Before 2021 most students at UNIS used to live in five renovated mining barracks in Nybyen, a settlement on the southern outskirts of Longyearbyen (30–40 minutes by foot). Since September 2014, some students live in the newly built campus ', which is a 2-minute walk from UNIS. Both campuses are owned and administered by the Arctic Student Welfare Organization in Tromsø. Nybyen student housing is located in an area with high avalanche risks from the nearby mountain of Gruvefjellet. This led to the construction of a new student housing Elvesletta, completed in the summer of 2021 and located in the city center, which allowed to stop using Nybyen. Elvesletta student housing has a capacity of 300 students and the construction project cost 400 million Norwegian Krones.

==Safety and well-being==
There is a small hospital and a dentist in Longyearbyen, and a search and rescue team led by the Governor of Svalbard. Any seriously ill person is transported by airplane to mainland Norway. The nearest regional hospital is located in Tromsø, a two-hour flight away.

Polar bears are abundant in the area and are a potential threat to human life. As a result, local citizens often carry rifles, and every UNIS student and member of staff spends their first day learning how to use a rifle to defend themselves against bears.

Because UNIS activities include fieldwork carried out on boats, snowmobiles or on foot in a harsh environment, all new students and staff members are required to present a self-declaration confirming that they are in good health.

== Student life ==
There are various self-organized student groups at UNIS. Many change each semester according to students' areas of interest, whereas some are fixtures. The UNIS student council is elected once per semester and represents the students' interests at university meetings and outside parties. Students are able to rent outdoor equipment, such as skiing or camping gear, from the student equipment group, which is also self-organized by students with an interest in outdoor pursuits.
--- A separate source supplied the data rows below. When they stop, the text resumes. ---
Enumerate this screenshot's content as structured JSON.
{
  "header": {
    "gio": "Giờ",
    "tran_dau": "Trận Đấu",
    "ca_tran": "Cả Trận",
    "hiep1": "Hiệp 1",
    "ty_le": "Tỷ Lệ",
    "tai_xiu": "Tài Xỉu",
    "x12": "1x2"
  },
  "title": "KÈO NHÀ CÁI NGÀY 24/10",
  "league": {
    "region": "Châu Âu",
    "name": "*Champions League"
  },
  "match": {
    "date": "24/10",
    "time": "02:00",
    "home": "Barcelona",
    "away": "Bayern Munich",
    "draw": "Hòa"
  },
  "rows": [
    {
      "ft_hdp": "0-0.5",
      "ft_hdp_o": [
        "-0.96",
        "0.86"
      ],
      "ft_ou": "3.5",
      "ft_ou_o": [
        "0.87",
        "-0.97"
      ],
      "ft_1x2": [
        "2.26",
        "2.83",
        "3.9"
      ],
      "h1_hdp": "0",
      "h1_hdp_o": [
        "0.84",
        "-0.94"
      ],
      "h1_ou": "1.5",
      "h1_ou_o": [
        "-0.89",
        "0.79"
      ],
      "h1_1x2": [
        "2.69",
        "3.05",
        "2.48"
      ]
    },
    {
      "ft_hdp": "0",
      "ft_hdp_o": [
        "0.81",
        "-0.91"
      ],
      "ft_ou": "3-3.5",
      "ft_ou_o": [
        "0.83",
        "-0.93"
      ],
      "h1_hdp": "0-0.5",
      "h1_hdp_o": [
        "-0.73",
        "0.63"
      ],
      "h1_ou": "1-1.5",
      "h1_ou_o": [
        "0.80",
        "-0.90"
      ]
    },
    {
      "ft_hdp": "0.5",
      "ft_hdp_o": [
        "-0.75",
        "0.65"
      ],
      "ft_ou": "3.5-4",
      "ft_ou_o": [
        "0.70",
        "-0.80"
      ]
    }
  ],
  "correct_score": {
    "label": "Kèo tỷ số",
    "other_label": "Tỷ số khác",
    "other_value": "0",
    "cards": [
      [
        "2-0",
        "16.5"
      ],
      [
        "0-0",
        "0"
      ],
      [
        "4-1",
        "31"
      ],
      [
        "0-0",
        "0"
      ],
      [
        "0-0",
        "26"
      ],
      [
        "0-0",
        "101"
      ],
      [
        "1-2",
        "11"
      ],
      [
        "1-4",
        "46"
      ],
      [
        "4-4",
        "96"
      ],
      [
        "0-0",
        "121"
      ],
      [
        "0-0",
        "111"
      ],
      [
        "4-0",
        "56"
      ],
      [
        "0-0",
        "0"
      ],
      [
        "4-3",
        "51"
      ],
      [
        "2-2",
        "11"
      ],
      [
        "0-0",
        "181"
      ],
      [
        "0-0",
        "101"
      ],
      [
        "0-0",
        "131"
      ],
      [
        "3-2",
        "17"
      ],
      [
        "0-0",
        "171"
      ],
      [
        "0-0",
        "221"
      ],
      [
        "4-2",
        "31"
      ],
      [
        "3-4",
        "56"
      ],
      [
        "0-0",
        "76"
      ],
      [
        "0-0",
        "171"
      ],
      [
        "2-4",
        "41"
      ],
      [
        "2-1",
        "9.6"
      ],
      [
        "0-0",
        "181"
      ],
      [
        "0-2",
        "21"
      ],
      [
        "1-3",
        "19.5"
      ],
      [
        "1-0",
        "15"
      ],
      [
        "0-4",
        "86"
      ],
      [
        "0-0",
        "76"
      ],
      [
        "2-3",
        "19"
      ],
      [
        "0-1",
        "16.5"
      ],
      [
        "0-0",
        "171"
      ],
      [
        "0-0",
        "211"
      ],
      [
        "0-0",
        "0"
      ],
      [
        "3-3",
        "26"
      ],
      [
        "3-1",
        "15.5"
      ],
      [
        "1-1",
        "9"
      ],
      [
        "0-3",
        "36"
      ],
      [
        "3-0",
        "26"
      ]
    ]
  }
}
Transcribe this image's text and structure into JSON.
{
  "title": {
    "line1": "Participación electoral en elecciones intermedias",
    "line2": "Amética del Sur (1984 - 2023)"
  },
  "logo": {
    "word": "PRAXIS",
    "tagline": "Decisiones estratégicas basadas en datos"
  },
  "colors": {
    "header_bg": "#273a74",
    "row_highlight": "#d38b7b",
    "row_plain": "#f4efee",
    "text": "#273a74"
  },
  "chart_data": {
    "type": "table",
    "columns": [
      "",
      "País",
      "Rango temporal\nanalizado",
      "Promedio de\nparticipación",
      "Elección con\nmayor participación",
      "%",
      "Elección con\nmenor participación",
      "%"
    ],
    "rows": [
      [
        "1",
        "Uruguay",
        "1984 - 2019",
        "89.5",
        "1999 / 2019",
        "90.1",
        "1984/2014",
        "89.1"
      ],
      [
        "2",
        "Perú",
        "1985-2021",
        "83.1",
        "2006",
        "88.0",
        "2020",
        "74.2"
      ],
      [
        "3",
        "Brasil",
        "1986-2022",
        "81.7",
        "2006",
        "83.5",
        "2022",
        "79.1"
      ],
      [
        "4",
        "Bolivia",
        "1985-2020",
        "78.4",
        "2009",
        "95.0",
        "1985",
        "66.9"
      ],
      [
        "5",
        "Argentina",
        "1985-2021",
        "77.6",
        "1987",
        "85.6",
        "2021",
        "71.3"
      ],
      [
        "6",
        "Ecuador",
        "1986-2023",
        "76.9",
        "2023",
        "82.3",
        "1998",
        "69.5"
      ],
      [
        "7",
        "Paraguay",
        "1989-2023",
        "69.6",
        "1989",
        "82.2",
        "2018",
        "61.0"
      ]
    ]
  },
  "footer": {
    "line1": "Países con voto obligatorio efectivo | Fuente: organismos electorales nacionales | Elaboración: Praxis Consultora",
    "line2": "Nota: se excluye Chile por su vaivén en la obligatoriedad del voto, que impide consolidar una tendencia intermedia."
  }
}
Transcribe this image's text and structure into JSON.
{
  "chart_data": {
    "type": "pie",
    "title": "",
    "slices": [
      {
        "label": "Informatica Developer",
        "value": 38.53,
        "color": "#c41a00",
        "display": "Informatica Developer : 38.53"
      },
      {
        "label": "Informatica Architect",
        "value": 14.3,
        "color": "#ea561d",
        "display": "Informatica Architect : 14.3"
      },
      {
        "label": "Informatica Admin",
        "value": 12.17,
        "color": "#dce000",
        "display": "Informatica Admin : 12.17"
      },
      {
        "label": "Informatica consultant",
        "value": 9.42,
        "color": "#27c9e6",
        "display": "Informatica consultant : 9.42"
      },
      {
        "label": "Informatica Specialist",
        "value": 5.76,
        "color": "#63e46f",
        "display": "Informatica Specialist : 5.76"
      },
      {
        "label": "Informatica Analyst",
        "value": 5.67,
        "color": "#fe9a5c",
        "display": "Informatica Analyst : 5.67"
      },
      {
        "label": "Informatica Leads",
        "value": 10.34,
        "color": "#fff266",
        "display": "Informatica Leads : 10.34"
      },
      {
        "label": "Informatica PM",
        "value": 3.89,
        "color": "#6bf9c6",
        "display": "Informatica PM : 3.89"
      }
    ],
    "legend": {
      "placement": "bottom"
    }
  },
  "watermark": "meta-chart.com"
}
Due to nature being easily accessed in the Arctic, outdoor sports and hiking are popular recreational activities for many students.

== International relations ==
UNIS is an active member of the University of the Arctic. UArctic is an international cooperative network based in the Circumpolar Arctic region, consisting of more than 200 universities, colleges, and other organizations with an interest in promoting education and research in the Arctic region.

UNIS also participates in UArctic's mobility program north2north. The aim of that program is to enable students of member institutions to study in different parts of the North.